A lot of music these days is micro-mashings of this and that, smushing together of different bits and inspirations. It’s all been done, but the way to make it new, is to reconstruct a sound, Bionic Man-style; a bit of Mark Bolan’s chugging rock delivery, some Clarence Clemons sax riffs, maybe a couple of Tony Iommi’s fingers. Sometimes it comes off as derivative, and sometimes you find that bands actually explore sonic vistas that their influences never quite got to themselves – in some cases a contemporary band can find themselves standing on the shoulders of giants.
Enter Danava’s Hemisphere of Shadows; a Portland quartet who are alchemists of a sort, stirring together elements of influence in their harmonic chili pot. This is Danava’s first album in three years, so though it sounds like their older stuff to a large degree, they’ve also had some time to think about what they’re putting together and punched it up some.
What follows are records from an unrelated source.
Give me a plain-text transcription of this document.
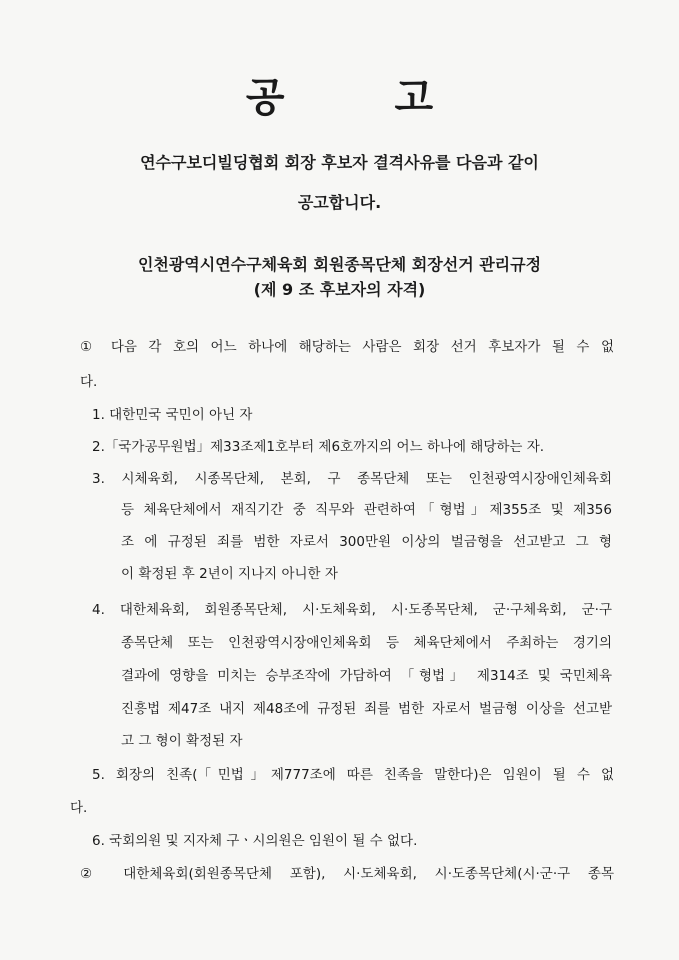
공고
연수구보디빌딩협회 회장 후보자 결격사유를 다음과 같이
공고합니다.
인천광역시연수구체육회 회원종목단체 회장선거 관리규정
(제 9 조 후보자의 자격)
① 다음 각 호의 어느 하나에 해당하는 사람은 회장 선거 후보자가 될 수 없
다.
1. 대한민국 국민이 아닌 자
2.「국가공무원법」제33조제1호부터 제6호까지의 어느 하나에 해당하는 자.
3. 시체육회, 시종목단체, 본회, 구 종목단체 또는 인천광역시장애인체육회
등 체육단체에서 재직기간 중 직무와 관련하여「형법」제355조 및 제356
조 에 규정된 죄를 범한 자로서 300만원 이상의 벌금형을 선고받고 그 형
이 확정된 후 2년이 지나지 아니한 자
4. 대한체육회, 회원종목단체, 시·도체육회, 시·도종목단체, 군·구체육회, 군·구
종목단체 또는 인천광역시장애인체육회 등 체육단체에서 주최하는 경기의
결과에 영향을 미치는 승부조작에 가담하여 「형법」 제314조 및 국민체육
진흥법 제47조 내지 제48조에 규정된 죄를 범한 자로서 벌금형 이상을 선고받
고 그 형이 확정된 자
5. 회장의 친족(「민법」제777조에 따른 친족을 말한다)은 임원이 될 수 없
다.
6. 국회의원 및 지자체 구ㆍ시의원은 임원이 될 수 없다.
② 대한체육회(회원종목단체 포함), 시·도체육회, 시·도종목단체(시·군·구 종목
I don’t want to name all the specific influences like a bad movie poster, but Hemisphere of Shadows is part swirling psychedelia, metal, part guitar god wanking, part pissed-up southern rock, part prog-monster, and hell, okay, I’ll say it – there’s a fuckload of Sabbath in there. It’s a brain bending odyssey of howling vocals, fat proggy bass and drum runs, down home Allman jams, careening spitfire riffs, epic organ melodies and sci-fi synth solos. There’s a little sumpin’ sumpin’ for everybody, really.
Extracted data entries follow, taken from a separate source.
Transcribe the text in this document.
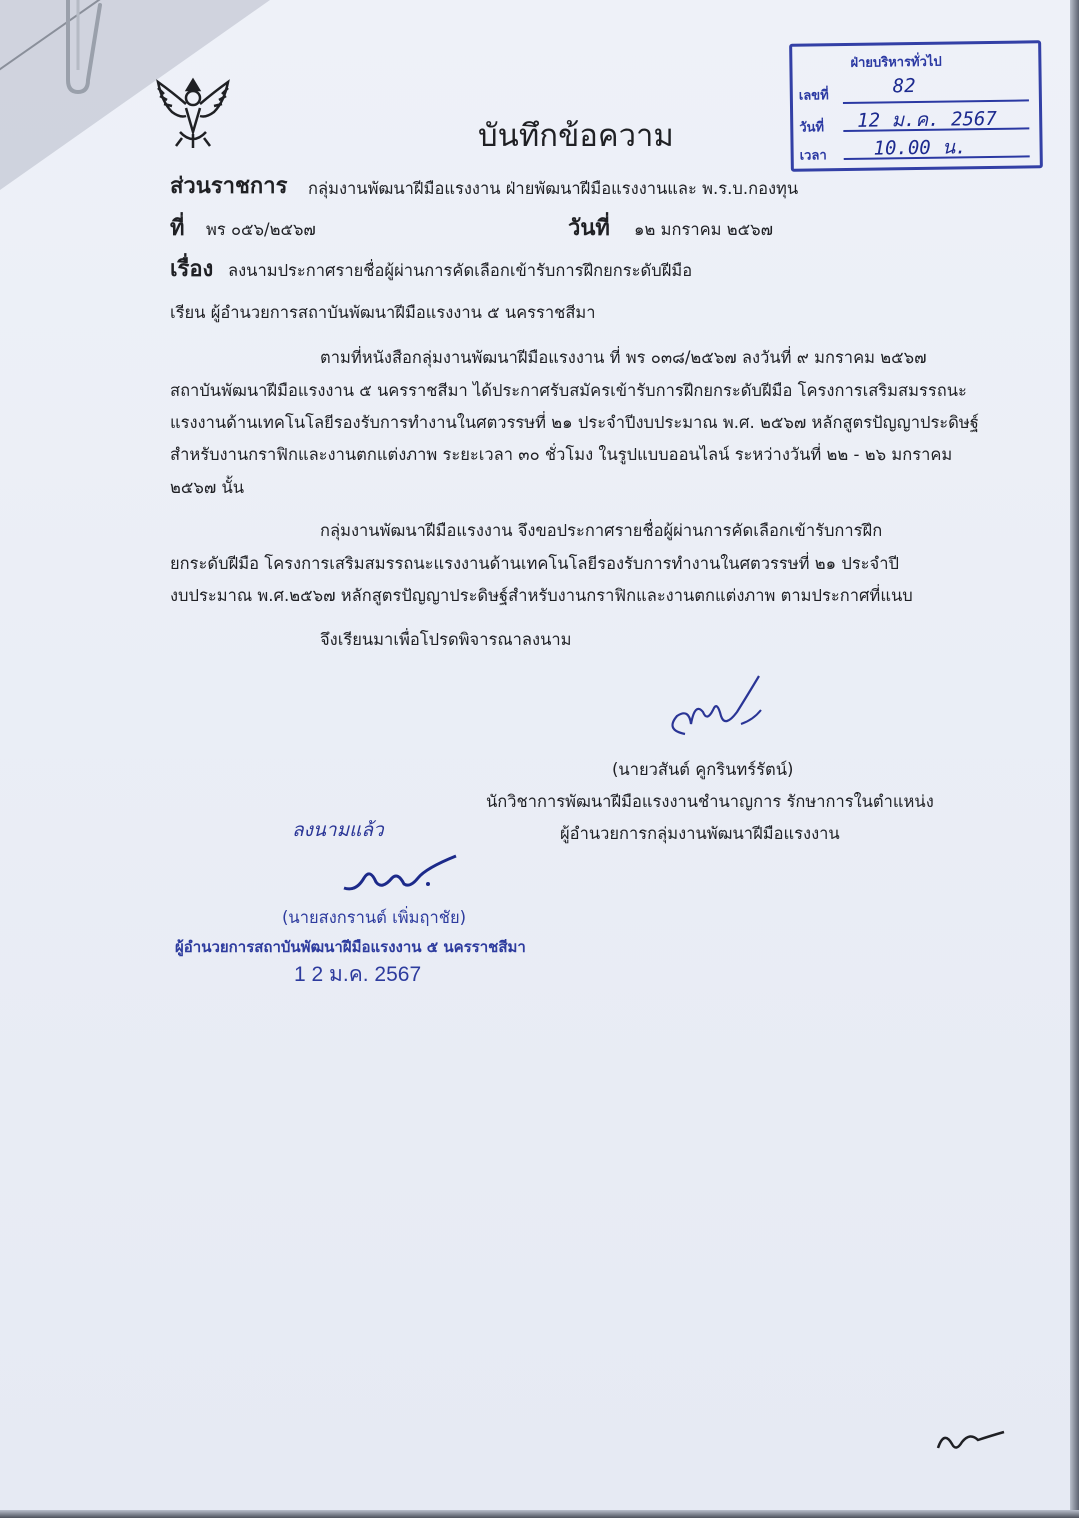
บันทึกข้อความ
ฝ่ายบริหารทั่วไป
เลขที่	82
วันที่ 12 ม.ค. 2567
เวลา 10.00 น.
ส่วนราชการ กลุ่มงานพัฒนาฝีมือแรงงาน ฝ่ายพัฒนาฝีมือแรงงานและ พ.ร.บ.กองทุน
ที่ พร ๐๕๖/๒๕๖๗	วันที่ ๑๒ มกราคม ๒๕๖๗
เรื่อง ลงนามประกาศรายชื่อผู้ผ่านการคัดเลือกเข้ารับการฝึกยกระดับฝีมือ
เรียน ผู้อำนวยการสถาบันพัฒนาฝีมือแรงงาน ๕ นครราชสีมา
ตามที่หนังสือกลุ่มงานพัฒนาฝีมือแรงงาน ที่ พร ๐๓๘/๒๕๖๗ ลงวันที่ ๙ มกราคม ๒๕๖๗
สถาบันพัฒนาฝีมือแรงงาน ๕ นครราชสีมา ได้ประกาศรับสมัครเข้ารับการฝึกยกระดับฝีมือ โครงการเสริมสมรรถนะ
แรงงานด้านเทคโนโลยีรองรับการทำงานในศตวรรษที่ ๒๑ ประจำปีงบประมาณ พ.ศ. ๒๕๖๗ หลักสูตรปัญญาประดิษฐ์
สำหรับงานกราฟิกและงานตกแต่งภาพ ระยะเวลา ๓๐ ชั่วโมง ในรูปแบบออนไลน์ ระหว่างวันที่ ๒๒ - ๒๖ มกราคม
๒๕๖๗ นั้น
กลุ่มงานพัฒนาฝีมือแรงงาน จึงขอประกาศรายชื่อผู้ผ่านการคัดเลือกเข้ารับการฝึก
ยกระดับฝีมือ โครงการเสริมสมรรถนะแรงงานด้านเทคโนโลยีรองรับการทำงานในศตวรรษที่ ๒๑ ประจำปี
งบประมาณ พ.ศ.๒๕๖๗ หลักสูตรปัญญาประดิษฐ์สำหรับงานกราฟิกและงานตกแต่งภาพ ตามประกาศที่แนบ
จึงเรียนมาเพื่อโปรดพิจารณาลงนาม
(นายวสันต์ คูกรินทร์รัตน์)
นักวิชาการพัฒนาฝีมือแรงงานชำนาญการ รักษาการในตำแหน่ง
ผู้อำนวยการกลุ่มงานพัฒนาฝีมือแรงงาน
ลงนามแล้ว
(นายสงกรานต์ เพิ่มฤาชัย)
ผู้อำนวยการสถาบันพัฒนาฝีมือแรงงาน ๕ นครราชสีมา
1 2 ม.ค. 2567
And for the most part, it glides seamlessly between these not dissimilar parts. The production, while maybe a bit obvious, compliments the songs by capturing a lower-fi, pre-digital aesthetic. Albums like this aren’t going to change music by showing us something we’ve never seen before, but some records are just fun to throw on to drink to, while you play air guitar and argue about the references with your buddies.
It’s not perfect, and it’s not at all original, but if you like The Dark Crystal and Yentl, er, I mean Sabbath and Hawkwind, then pick up Hemisphere of Shadows; it’s a good fuckin’ time. So good, you’ll plotz. Or at least play a bit of air guitar.